Kencan Buta

7 1 0
                                    


"Ah, ga asik lu, Rio." Aku menyelempangkan tas dan gegas berdiri.

Sudah kuduga Rio akan tersinggung dengan omonganku. Sungguh aku memang bukan teman ngobrol yang asik. Hingga malah Rio yang kujadikan kambing hitam atas kelemahan diri menguasai situasi.

"Yuk, pulang. Mama papaku pasti udah nungguin."

Wajahku flat tanpa menatap Rio. Gurat senyum telah hilang di wajahnya. Sungguh keterlaluan, harusnya aku tidak sesensitif ini.

Sepanjang perjalanan kami berdua diliputi keheningan. Benar saja, mama dan papa sudah berada di depan rumah Bi Sumi menunggu kehadiranku.

"Kakak, lama amat kencannya."

"Hussst!" desisku sambil turun dari motor Rio. Telunjukku menutup mulut, isyarat tak perlu ada hal yang dilontarkan lagi dari Jeni.

---

Malam itu aku tak bisa tidur. Tentu saja, memikirkan obrolan dengan Rio. Andai saja aku tak mengiyakan ajakan tadi, sudah pasti takkan mengusik khayalan di kepala ini.

"Siapa pacarmu itu, Rio?"

"Halah, kau tak perlu tau. Lagian hanya anak ingusan yang mau kuajak pacaran."

"Idih, sok iye, lu. Mana ada yang mau sama kamu?"

"Banyak. Mungkin aja kamu mau sama aku, ya kan? Ngaku aja."

Pipiku bersemu merah saat itu. Sungguh cowok konyol, bisa aja menuduh tuduhan yang sebenarnya betul terjadi.

---

"Kau ada waktu sepulang sekolah nggak, Han?"

Luki tiba-tiba menanyaiku pertanyaan sakral bagi kaum hawa. Teman cewek sekelas yang selalu berbagi tentang materi pelajaran. Memang, dia bisa dikatakan kutu buku tapi bagiku dialah sosok malaikat yang berjasa.

Tanpanya, aku tak bisa apa-apa dalam ujian. Ya, aku pemalas yang hanya merepotkan teman saja. Namun, mereka masih fine selama permintaannya kukabulkan.

"Apa, sih, Luk? Pasti kamu mau ke warnet ya, kan?"

Wajah innocent Luki sungguh memuakkan, sudah beribu kali dirinya meminta hal itu padaku. Menemaninya ke warnet untuk berselancar di akun Friendster atau chatting di mIRC.

"Yeay, aku dapat pacar, nih, Han," ungkap Luki berbinar-binar. Kutengok halaman di layar komputer, dan....

Aku tertawa terpingkal-pingkal melihat obrolan Luki dan seseorang yang tidak dikenalnya di chatroom itu. Nggak habis pikir sama Luki, cewek super pemalu itu ternyata mempunyai sisi liar juga.

"Oke-oke, Luki. Lantas, siapakah cowok itu?"

Sambil mengusap airmata haru setelah terbahak, aku mendekati Luki dan memeriksa obrolan mereka.
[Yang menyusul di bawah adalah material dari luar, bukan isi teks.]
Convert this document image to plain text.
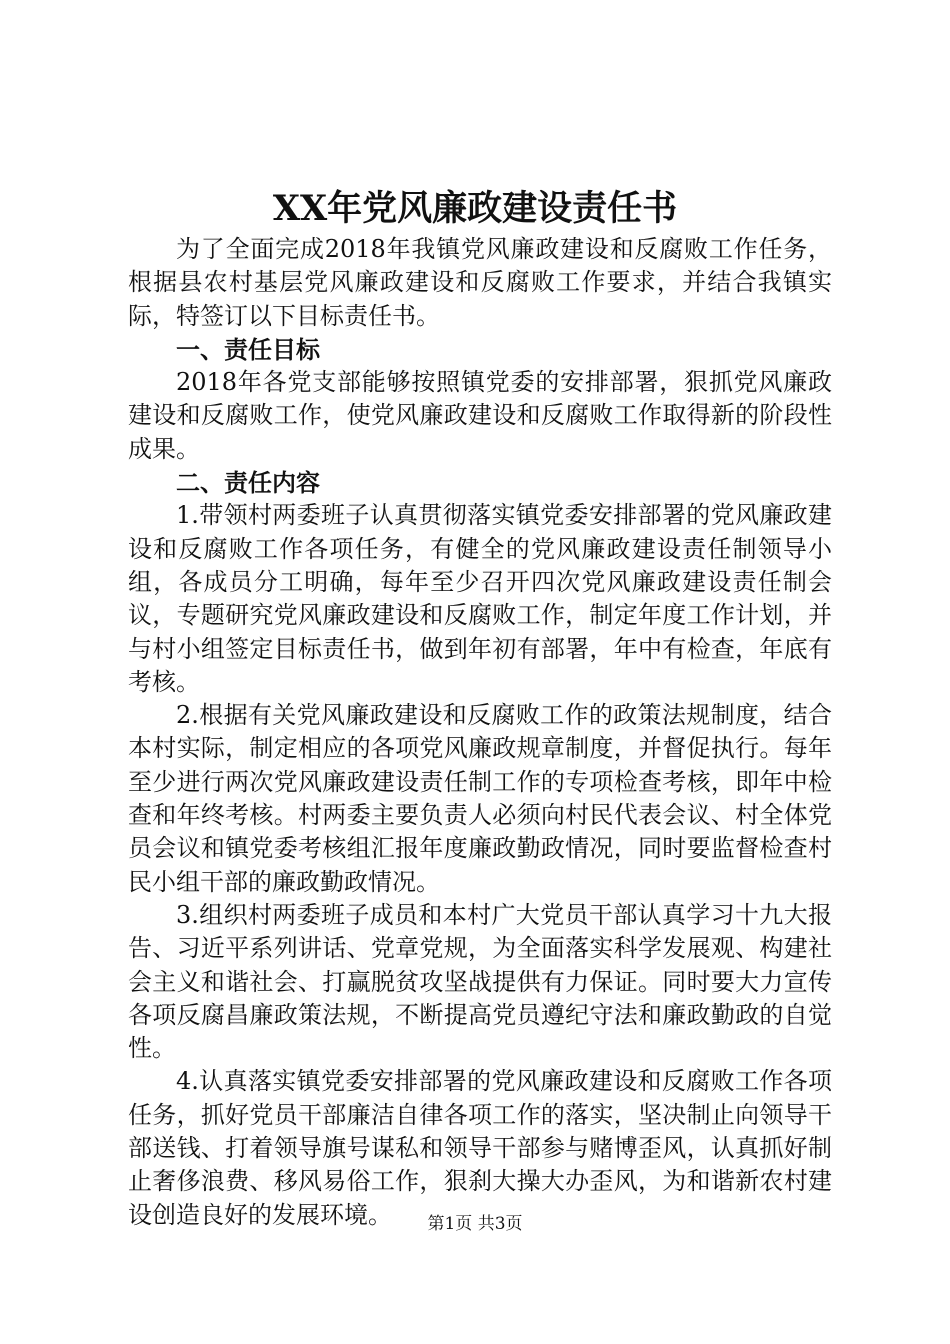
XX年党风廉政建设责任书

为了全面完成2018年我镇党风廉政建设和反腐败工作任务，根据县农村基层党风廉政建设和反腐败工作要求，并结合我镇实际，特签订以下目标责任书。

一、责任目标

2018年各党支部能够按照镇党委的安排部署，狠抓党风廉政建设和反腐败工作，使党风廉政建设和反腐败工作取得新的阶段性成果。

二、责任内容

1.带领村两委班子认真贯彻落实镇党委安排部署的党风廉政建设和反腐败工作各项任务，有健全的党风廉政建设责任制领导小组，各成员分工明确，每年至少召开四次党风廉政建设责任制会议，专题研究党风廉政建设和反腐败工作，制定年度工作计划，并与村小组签定目标责任书，做到年初有部署，年中有检查，年底有考核。

2.根据有关党风廉政建设和反腐败工作的政策法规制度，结合本村实际，制定相应的各项党风廉政规章制度，并督促执行。每年至少进行两次党风廉政建设责任制工作的专项检查考核，即年中检查和年终考核。村两委主要负责人必须向村民代表会议、村全体党员会议和镇党委考核组汇报年度廉政勤政情况，同时要监督检查村民小组干部的廉政勤政情况。

3.组织村两委班子成员和本村广大党员干部认真学习十九大报告、习近平系列讲话、党章党规，为全面落实科学发展观、构建社会主义和谐社会、打赢脱贫攻坚战提供有力保证。同时要大力宣传各项反腐昌廉政策法规，不断提高党员遵纪守法和廉政勤政的自觉性。

4.认真落实镇党委安排部署的党风廉政建设和反腐败工作各项任务，抓好党员干部廉洁自律各项工作的落实，坚决制止向领导干部送钱、打着领导旗号谋私和领导干部参与赌博歪风，认真抓好制止奢侈浪费、移风易俗工作，狠刹大操大办歪风，为和谐新农村建设创造良好的发展环境。	第1页 共3页
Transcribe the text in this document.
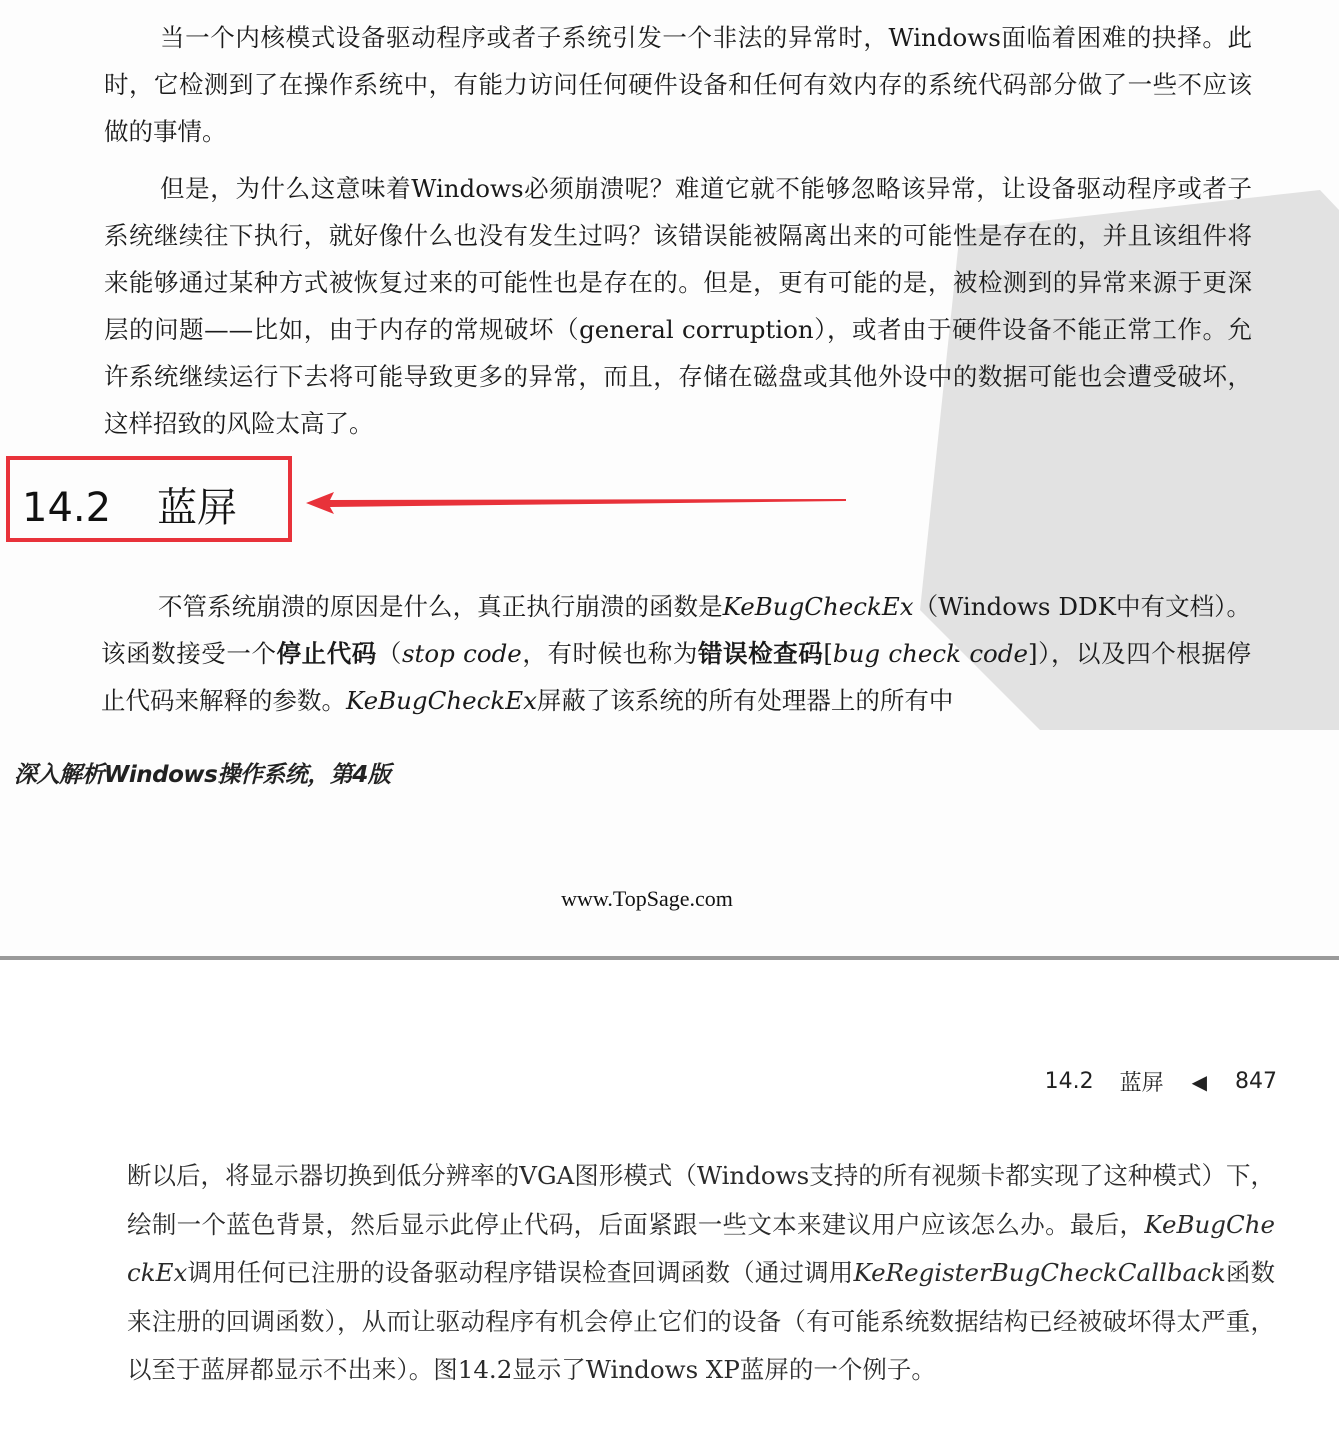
当一个内核模式设备驱动程序或者子系统引发一个非法的异常时，Windows面临着困难的抉择。此时，它检测到了在操作系统中，有能力访问任何硬件设备和任何有效内存的系统代码部分做了一些不应该做的事情。

但是，为什么这意味着Windows必须崩溃呢？难道它就不能够忽略该异常，让设备驱动程序或者子系统继续往下执行，就好像什么也没有发生过吗？该错误能被隔离出来的可能性是存在的，并且该组件将来能够通过某种方式被恢复过来的可能性也是存在的。但是，更有可能的是，被检测到的异常来源于更深层的问题——比如，由于内存的常规破坏（general corruption），或者由于硬件设备不能正常工作。允许系统继续运行下去将可能导致更多的异常，而且，存储在磁盘或其他外设中的数据可能也会遭受破坏，这样招致的风险太高了。

14.2 蓝屏

不管系统崩溃的原因是什么，真正执行崩溃的函数是KeBugCheckEx（Windows DDK中有文档）。该函数接受一个停止代码（stop code，有时候也称为错误检查码[bug check code]），以及四个根据停止代码来解释的参数。KeBugCheckEx屏蔽了该系统的所有处理器上的所有中

深入解析Windows操作系统，第4版
www.TopSage.com
14.2 蓝屏 ◀ 847

断以后，将显示器切换到低分辨率的VGA图形模式（Windows支持的所有视频卡都实现了这种模式）下，绘制一个蓝色背景，然后显示此停止代码，后面紧跟一些文本来建议用户应该怎么办。最后，KeBugCheckEx调用任何已注册的设备驱动程序错误检查回调函数（通过调用KeRegisterBugCheckCallback函数来注册的回调函数），从而让驱动程序有机会停止它们的设备（有可能系统数据结构已经被破坏得太严重，以至于蓝屏都显示不出来）。图14.2显示了Windows XP蓝屏的一个例子。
"Oh, rupanya kamu diajak kencan buta."

Luki mengangguk girang. Kulamatkan pandangan di pelupuk matanya. Ya, anak ini begitu polos. Sehingga kuputuskan untuk menemaninya ketika menemui si cowok idamannya itu.

"Lusa, dia ingin bertemu di mall seberang sekolah."

"Oke. Aku temani," tegasku. Sontak Luki memberondongiku dengan pelukan girang. "Euh, euh, pelan-pelan atuh, neng. Yuk, pulang. Aku rindu bantal, nih," imbuhku.

---

"Bilang aja pake baju merah. Gapapa, nanti aku samperin, deh."

"Ih, beneran kamu, Han. Oh, makasih banyak. Kalo gini kan, aku jadinya tau dia beneran cowok baik atau jahat."

"Terruusss, aku dijadiin umpan gitu? Ehm, kalau kamu bukan sahabat aku, gak bakalan mau deh gue."

"Isss, iya iyaa. Gih, sana kamu berdiri deket eskalator."

Akhirnya apa yang aku risaukan terjadi. Si kacamata tebal alias sahabat karib yang cantik jelita itu menyuruhku untuk dijadikan umpan kencan buta. Hmmm, baik banget dia, ya.

"3310-mu bunyi, tuh," tegurku saat merapikan rambut pendek berponiku.

"Oh, iya iya. Aku ke sana, ya. Ingat, aku pakai baju merah, ya. Oke, daaah." Luki yang memakai baju kuning, bersiap untuk mengawasi setiap orang yang berlalu.

Mengincar apakah benar si Mr X itu ada di mall, ataukah hanya mempermainkan saja.

"Han, kamu tunggu di sini, aja. Kayaknya dia bakal kemari. Aku nungguin di situ, ya sambil mantau.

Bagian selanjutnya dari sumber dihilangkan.